La réplication de l’ADN est l’un des processus moléculaires essentiels à la vie sur Terre, mais ses origines demeurent encore largement mystérieuses. Comment ce mécanisme crucial a-t-il pu se mettre en place il y a plus de 4 milliards d’années ? Quelles conditions ont favorisé son apparition ? Une nouvelle étude propose un scénario prometteur, conciliant les contraintes physico-chimiques indispensables avec le cadre géologique actuellement privilégié : celui des sources hydrothermales..(Source : Futura-Science).
L’un des processus fondamentaux du vivant est la réplication des acides nucléiques, l’ADN et l’ARN. Ce mécanisme moléculaire complexe permet en effet de produire, à partir d’une molécule initiale, deux molécules filles identiques. L’ensemble de la vie terrestre repose sur ce processus de réplication, qui permet notamment de régénérer nos tissus, de nous reproduire et d’évoluer.
Réplication de l’ADN : un mécanisme bien connu aux origines très troubles
Le mécanisme de la réplication est désormais bien connu. Très schématiquement, on considère que l’ADN et l’ARN sont constitués de deux brins, enroulés en hélice.
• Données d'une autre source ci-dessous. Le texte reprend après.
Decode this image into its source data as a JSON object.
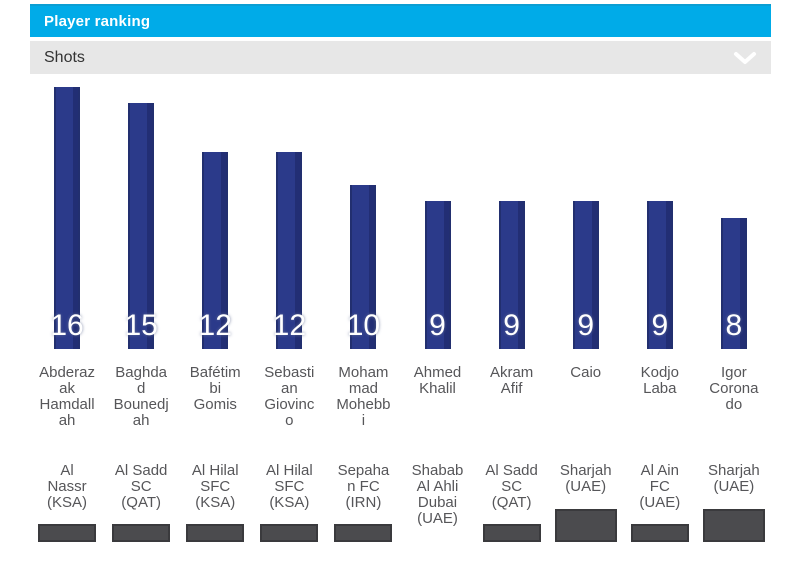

En se séparant, chaque brin de la molécule mère va servir de matrice pour la synthèse d’un nouveau brin. Vont ainsi se reformer deux doubles brins exactement identiques.
Pourtant, il reste de nombreuses zones d’ombres, notamment sur l’origine de ce mécanisme. Vu son rôle fondamental dans les processus biologiques, il est normal de considérer qu’il a dû intervenir très précocement, au moment même où les premières briques du vivant apparaissaient sur Terre il y a plus de 4 milliards d’années. Pourtant, il n’est pas évident d’imaginer comment ce processus s’est mis en route dans cet environnement primitif.
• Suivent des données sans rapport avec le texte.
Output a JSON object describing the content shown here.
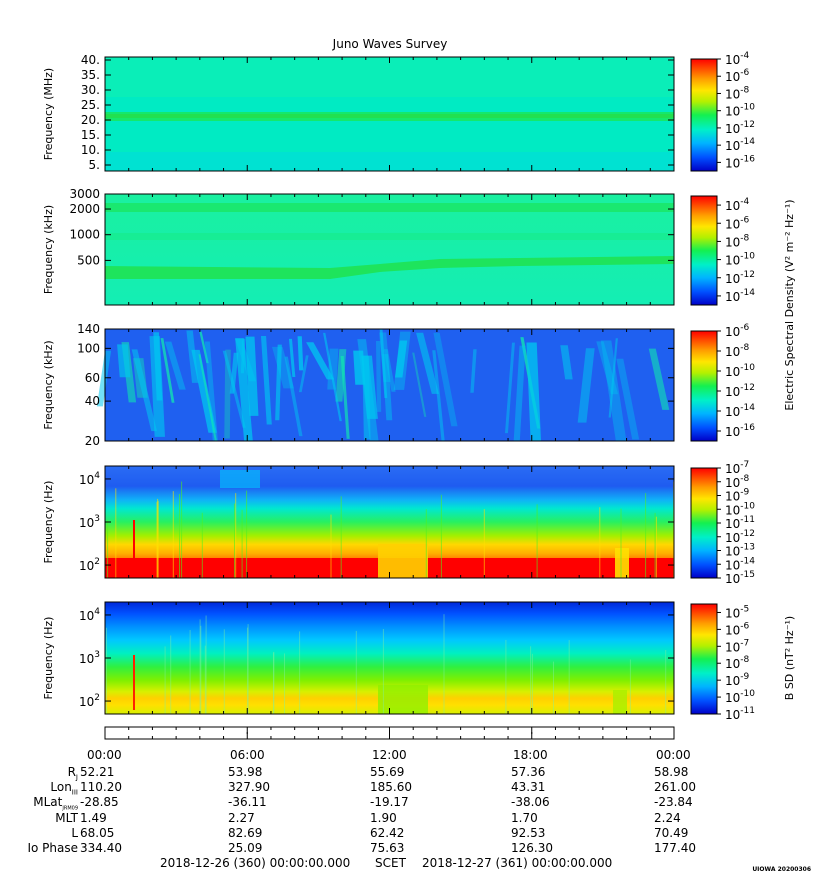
{
  "title": "Juno Waves Survey",
  "chart_data": [
    {
      "type": "heatmap",
      "ylabel": "Frequency (MHz)",
      "yticks": [
        "40.",
        "35.",
        "30.",
        "25.",
        "20.",
        "15.",
        "10.",
        "5."
      ],
      "ytick_values": [
        40,
        35,
        30,
        25,
        20,
        15,
        10,
        5
      ],
      "ylim": [
        3,
        41
      ],
      "yscale": "linear",
      "colorbar_ticks": [
        "-4",
        "-6",
        "-8",
        "-10",
        "-12",
        "-14",
        "-16"
      ],
      "colorbar_range": [
        -17,
        -4
      ],
      "colorbar_label": ""
    },
    {
      "type": "heatmap",
      "ylabel": "Frequency (kHz)",
      "yticks": [
        "3000",
        "2000",
        "1000",
        "500"
      ],
      "ytick_values": [
        3000,
        2000,
        1000,
        500
      ],
      "ylim": [
        150,
        3000
      ],
      "yscale": "log",
      "colorbar_ticks": [
        "-4",
        "-6",
        "-8",
        "-10",
        "-12",
        "-14"
      ],
      "colorbar_range": [
        -15,
        -3
      ],
      "colorbar_label": "Electric Spectral Density (V² m⁻² Hz⁻¹)"
    },
    {
      "type": "heatmap",
      "ylabel": "Frequency (kHz)",
      "yticks": [
        "140",
        "100",
        "60",
        "40",
        "20"
      ],
      "ytick_values": [
        140,
        100,
        60,
        40,
        20
      ],
      "ylim": [
        20,
        140
      ],
      "yscale": "log",
      "colorbar_ticks": [
        "-6",
        "-8",
        "-10",
        "-12",
        "-14",
        "-16"
      ],
      "colorbar_range": [
        -17,
        -6
      ],
      "colorbar_label": ""
    },
    {
      "type": "heatmap",
      "ylabel": "Frequency (Hz)",
      "yticks": [
        "4",
        "3",
        "2"
      ],
      "ytick_values": [
        10000,
        1000,
        100
      ],
      "ylim": [
        50,
        20000
      ],
      "yscale": "log",
      "colorbar_ticks": [
        "-7",
        "-8",
        "-9",
        "-10",
        "-11",
        "-12",
        "-13",
        "-14",
        "-15"
      ],
      "colorbar_range": [
        -15,
        -7
      ],
      "colorbar_label": ""
    },
    {
      "type": "heatmap",
      "ylabel": "Frequency (Hz)",
      "yticks": [
        "4",
        "3",
        "2"
      ],
      "ytick_values": [
        10000,
        1000,
        100
      ],
      "ylim": [
        50,
        20000
      ],
      "yscale": "log",
      "colorbar_ticks": [
        "-5",
        "-6",
        "-7",
        "-8",
        "-9",
        "-10",
        "-11"
      ],
      "colorbar_range": [
        -11,
        -4.5
      ],
      "colorbar_label": "B SD (nT² Hz⁻¹)"
    }
  ],
  "ephemeris": {
    "times": [
      "00:00",
      "06:00",
      "12:00",
      "18:00",
      "00:00"
    ],
    "rows": [
      {
        "label": "R",
        "sub": "J",
        "values": [
          "52.21",
          "53.98",
          "55.69",
          "57.36",
          "58.98"
        ]
      },
      {
        "label": "Lon",
        "sub": "III",
        "values": [
          "110.20",
          "327.90",
          "185.60",
          "43.31",
          "261.00"
        ]
      },
      {
        "label": "MLat",
        "sub": "JRM09",
        "values": [
          "-28.85",
          "-36.11",
          "-19.17",
          "-38.06",
          "-23.84"
        ]
      },
      {
        "label": "MLT",
        "sub": "",
        "values": [
          "1.49",
          "2.27",
          "1.90",
          "1.70",
          "2.24"
        ]
      },
      {
        "label": "L",
        "sub": "",
        "values": [
          "68.05",
          "82.69",
          "62.42",
          "92.53",
          "70.49"
        ]
      },
      {
        "label": "Io Phase",
        "sub": "",
        "values": [
          "334.40",
          "25.09",
          "75.63",
          "126.30",
          "177.40"
        ]
      }
    ]
  },
  "footer": {
    "start": "2018-12-26 (360) 00:00:00.000",
    "mid": "SCET",
    "end": "2018-12-27 (361) 00:00:00.000"
  },
  "stamp": "UIOWA 20200306",
  "colors": {
    "cmap": [
      "#0000c8",
      "#0050ff",
      "#00b4ff",
      "#00f0c8",
      "#14f050",
      "#b4f000",
      "#ffe600",
      "#ffa000",
      "#ff5000",
      "#ff0000"
    ],
    "background_panel1": "#00ebc3",
    "background_panel2": "#14f0a0"
  }
}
Sources hydrothermales : le problème de la température
Il est en effet peu probable qu’il se soit initié dans l’océan ouvert, où la dilution des molécules de base est bien trop importante. En ce sens, l’environnement que représentent les sources hydrothermales, avec leurs fluides chargés en éléments essentiels au vivant, parait bien plus favorable. Toutefois il présente un autre problème. On sait en effet que la réplication des acides nucléiques est favorisée par la présence d’un gradient thermique et que les hautes températures ont tendance à entrainer la dégradation de ces molécules. Or, les sources hydrothermales présentent des conditions de températures plutôt élevées et surtout très stables.
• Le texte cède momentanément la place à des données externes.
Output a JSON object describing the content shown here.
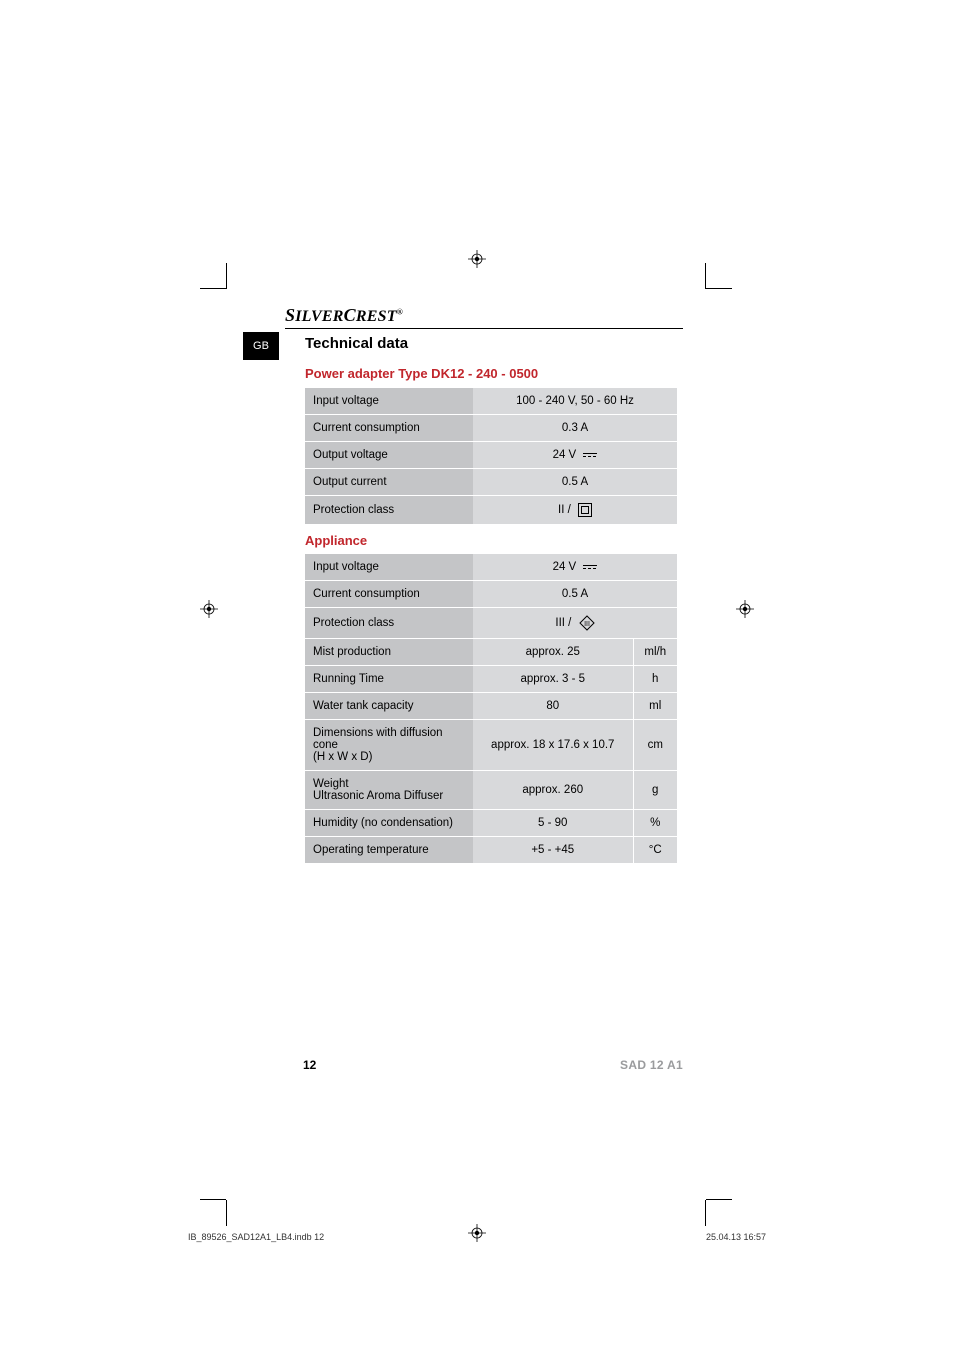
{
  "brand": "SilverCrest",
  "brand_reg": "®",
  "lang_tab": "GB",
  "section_title": "Technical data",
  "adapter_header": "Power adapter Type DK12 - 240 - 0500",
  "appliance_header": "Appliance",
  "adapter_rows": [
    {
      "label": "Input voltage",
      "value": "100 - 240 V, 50 - 60 Hz"
    },
    {
      "label": "Current consumption",
      "value": "0.3 A"
    },
    {
      "label": "Output voltage",
      "value": "24 V",
      "dc": true
    },
    {
      "label": "Output current",
      "value": "0.5 A"
    },
    {
      "label": "Protection class",
      "value": "II /",
      "class2": true
    }
  ],
  "appliance_rows": [
    {
      "label": "Input voltage",
      "value": "24 V",
      "dc": true
    },
    {
      "label": "Current consumption",
      "value": "0.5 A"
    },
    {
      "label": "Protection class",
      "value": "III /",
      "class3": true
    },
    {
      "label": "Mist production",
      "value": "approx. 25",
      "unit": "ml/h"
    },
    {
      "label": "Running Time",
      "value": "approx. 3 - 5",
      "unit": "h"
    },
    {
      "label": "Water tank capacity",
      "value": "80",
      "unit": "ml"
    },
    {
      "label": "Dimensions with diffusion cone\n(H x W x D)",
      "value": "approx. 18 x 17.6 x 10.7",
      "unit": "cm"
    },
    {
      "label": "Weight\nUltrasonic Aroma Diffuser",
      "value": "approx. 260",
      "unit": "g"
    },
    {
      "label": "Humidity (no condensation)",
      "value": "5 - 90",
      "unit": "%"
    },
    {
      "label": "Operating temperature",
      "value": "+5 - +45",
      "unit": "°C"
    }
  ],
  "page_number": "12",
  "model": "SAD 12 A1",
  "print_file": "IB_89526_SAD12A1_LB4.indb   12",
  "print_date": "25.04.13   16:57",
  "colors": {
    "accent": "#c1262c",
    "row_label_bg": "#c4c5c7",
    "row_value_bg": "#d8d9db"
  }
}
Pour répondre à cette problématique, une équipe de chercheurs a reproduit en laboratoire les conditions physiques et chimiques que l’on peut retrouver au sein de la porosité des roches formant les cheminées hydrothermales. Ces roches forment en effet une interface majeure entre deux environnements très différents : d’un côté les fluides chauds, basiques, chargés en gaz, métaux et nutriments divers ; de l’autre l’océan, froid, salé, acide. Couplés aux minéraux présents dans les roches, qui ont pu servir de catalyseur à la synthèse de l’ARN ou de l’ADN, les gradients physico-chimiques présents au niveau de cette interface sont considérés par de nombreuses études comme ayant joué un rôle majeur l’établissement des premières réactions chimiques à la base du vivant et notamment à la synthèse d’acides nucléiques. Mais comment cet environnement a-t-il pu donner naissance au processus de réplication ?
Un triplement du nombre de brins d’ADN en 5 minutes seulement !
Dans un article publié dans la revue eLife, les chercheurs proposent un scénario. Leurs expérimentations révèlent en effet que les pores se situant à l’intersection entre un flux de gaz et un fluide aqueux pourraient avoir présenté les conditions nécessaires. Dans ces minuscules poches au sein de la roche, il apparait que les molécules d’acides nucléiques présentes dans la phase aqueuse se seraient accumulées au niveau de l’interface gaz-eau, sous l’effet de l’évaporation induite par l’arrivée continue de gaz dans cette porosité. Or, au bout de 5 minutes après le début de l’expérience, les chercheurs ont observé un triplement du nombre de brins d’ADN présents initialement. Au bout d’une heure, il y en avait 30 fois plus !.
Pour les chercheurs, si la forte concentration de molécules d’acides nucléiques aurait permis la réplication, c’est le gradient de salinité présent au sein du pore qui aurait joué dans le mécanisme de séparation des brins. Des tests ont montré que lorsque ces conditions n’étaient pas réunies (solution aqueuse, flux de gaz et gradient de salinité), aucune réplication n’était observée.
Ces conditions sont totalement en accord avec ce qu’il est possible d’observer au niveau des sources hydrothermales. Des résultats qui renforcent donc un peu plus l’idée que la vie est apparue dans ce contexte volcanique sous-marin.